While the fraud liability shift presents numerous opportunities, FIs must be mindful of the challenges that lie ahead. Key considerations include:
- Operational Impact: FIs must adapt their operational processes to accommodate the liability shift effectively. This involves developing more robust risk assessment, increased fraud and mule monitoring and internal process controls to identify and mitigate potential vulnerabilities. This includes hardening onboarding processes, early account monitoring and ongoing monitoring to identify legitimate accounts becoming mule accounts. It would also expect to increase the size of the operational departments for repatriations when the FI receives funds, and increased investigation team size and costs. New customer contact strategies would need to be created for suspected mule alerts that would pass AML regulatory constraints. All this should reduce the increase in fraud exposure and reimbursement costs expected due to this legislation.
- Continuous Adaptation: Fraudsters continuously evolve their tactics, demanding FIs to stay one step ahead. FIs need to invest in multilayered technologies, advanced analytics, and machine learning algorithms to detect and prevent emerging fraud patterns promptly. Ongoing employee training programs and collaborations with industry advisory experts are essential to keep abreast of the latest fraud trends and prevention techniques. Ensuring seamless integration of new technologies and systems is crucial to maintain uninterrupted services and adapt in an agile manner, while minimizing any operational disruptions.

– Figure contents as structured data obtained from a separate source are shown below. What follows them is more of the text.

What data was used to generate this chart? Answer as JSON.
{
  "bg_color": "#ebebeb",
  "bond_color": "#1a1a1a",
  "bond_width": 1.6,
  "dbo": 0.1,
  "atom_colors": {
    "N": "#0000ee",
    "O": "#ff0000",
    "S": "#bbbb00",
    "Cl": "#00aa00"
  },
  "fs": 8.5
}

- Customer Education: FIs must communicate the implications of the fraud liability shift to their customers effectively. Educating customers about fraud, the new regulations, the protection provided, and the collaborative nature of fraud prevention cultivates a shared responsibility in combating fraud. By empowering customers with knowledge, FIs can foster a vigilant and security-conscious customer base.

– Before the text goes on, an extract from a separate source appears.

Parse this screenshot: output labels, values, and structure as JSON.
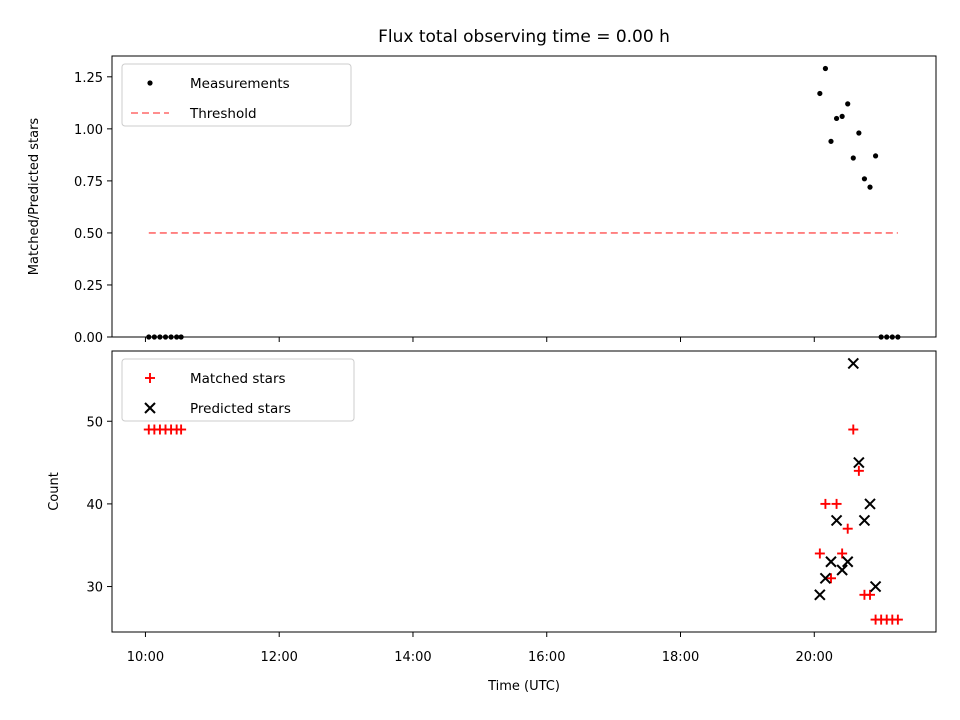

- For non-UK banks: as discussed in previous articles, we have seen in the past that when legislation is put in place for fraud in the UK, it tends to propagate across countries. We are now seeing in Europe some countries actively issuing fraud reimbursement legislation like the UK for non-customer-initiated fraud while many more countries globally such as the US and Australia are actively taking steps toward passing such legislation. As such, we predict that the legislation we are now seeing with the newest PSR announcement, geared toward complete customer reimbursement, extending the liability to the receiving FIs would also be considered and put into effect in other countries as well in the future.
The UK fraud liability shift brings challenges and opportunities for FIs in the battle against fraud. It will be up to the FIs commitment and determination, from senior management level to the intern level, to stop frauds in the new landscape that would decide the outcome for the FIs.
This legislation signals a move to a more structured approach to APP fraud in the UK, but the impact is likely global. This change is something we also expect to see rolling out on a more global scale as well. We believe many fraud managers globally would benefit greatly by looking at the UK experience and learning from it.